Now apply the above steps to the standardized data.
from sklearn.decomposition import PCA
pca = PCA(n_components=2)
pca.fit(scaled_data)
Out:
PCA(copy=True, iterated_power='auto', n_components=2, random_state=None,
svd_solver='auto', tol=0.0, whiten=False)
Data is transformed to its first 2 principal components.

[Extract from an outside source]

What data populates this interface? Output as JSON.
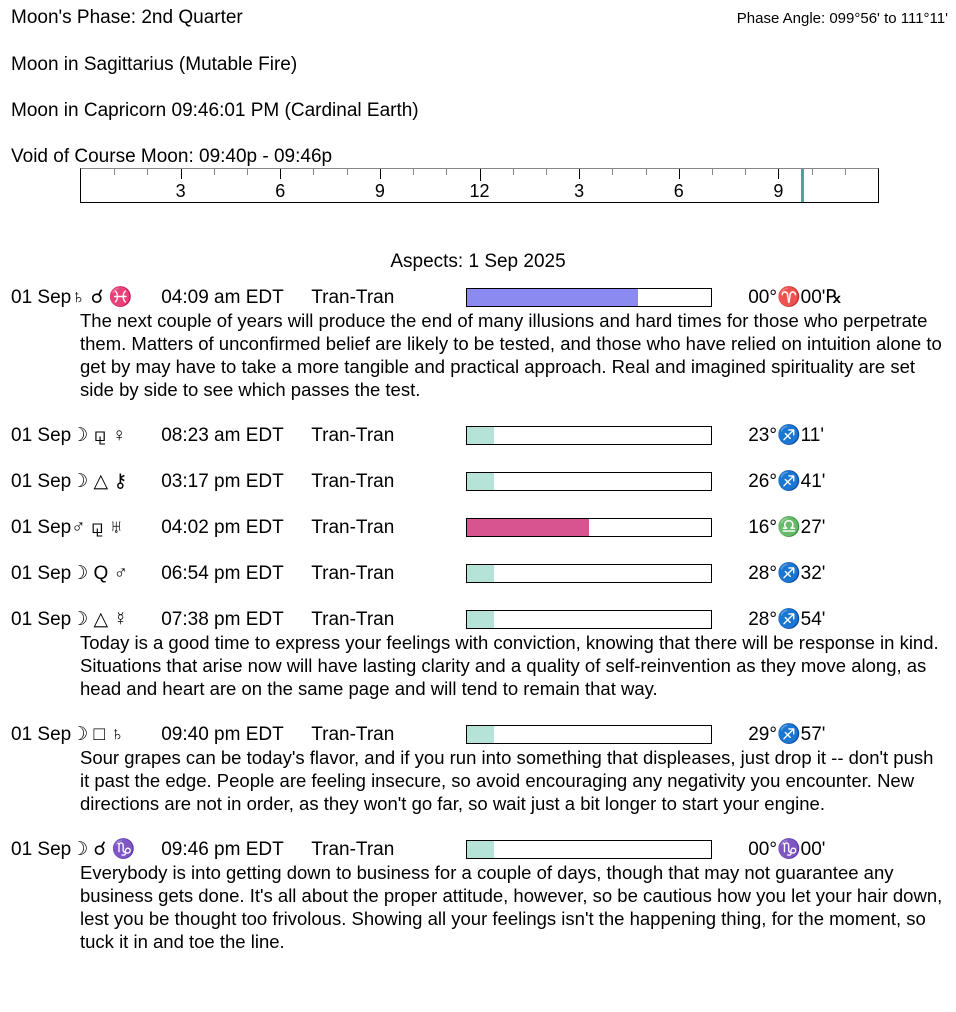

Note: We have reduced to only 2 dimensions so that we can plot the components easily in 2 dimensional space. In real-world you might have work with more components.
x_pca = pca.transform(scaled_data)
scaled_data.shape
Out:
(569, 30)
So the input dataset had 30 columns. Now check the number of columns after PCA dimensionality reduction.
x_pca.shape
Out:
(569, 2)
As we can see, the number of dimensions have been reduced to two columns only.
PCA Visualization
Plotting the two dimensions.
plt.figure(figsize=(8,6))
plt.scatter(x_pca[:,0],x_pca[:,1],c=cancer['target'],cmap='plasma')
plt.xlabel('First principal component')
plt.ylabel('Second Principal Component')
Out:
Using these two components we can separate the two classes.
Interpreting the components
Drawback of dimensionality reduction is not able to understand what these components represent as each component correspond to combinations of the original features.
pca.components_
Each row represents a principal component, and each column represents original features. We can visualize the relationship with a heatmap:
df_comp = pd.DataFrame(pca.components_,columns=cancer['feature_names']) plt.figure(figsize=(12,6)) sns.heatmap(df_comp,cmap='plasma',)
This heatmap shows the correlation between the various feature and the principal components.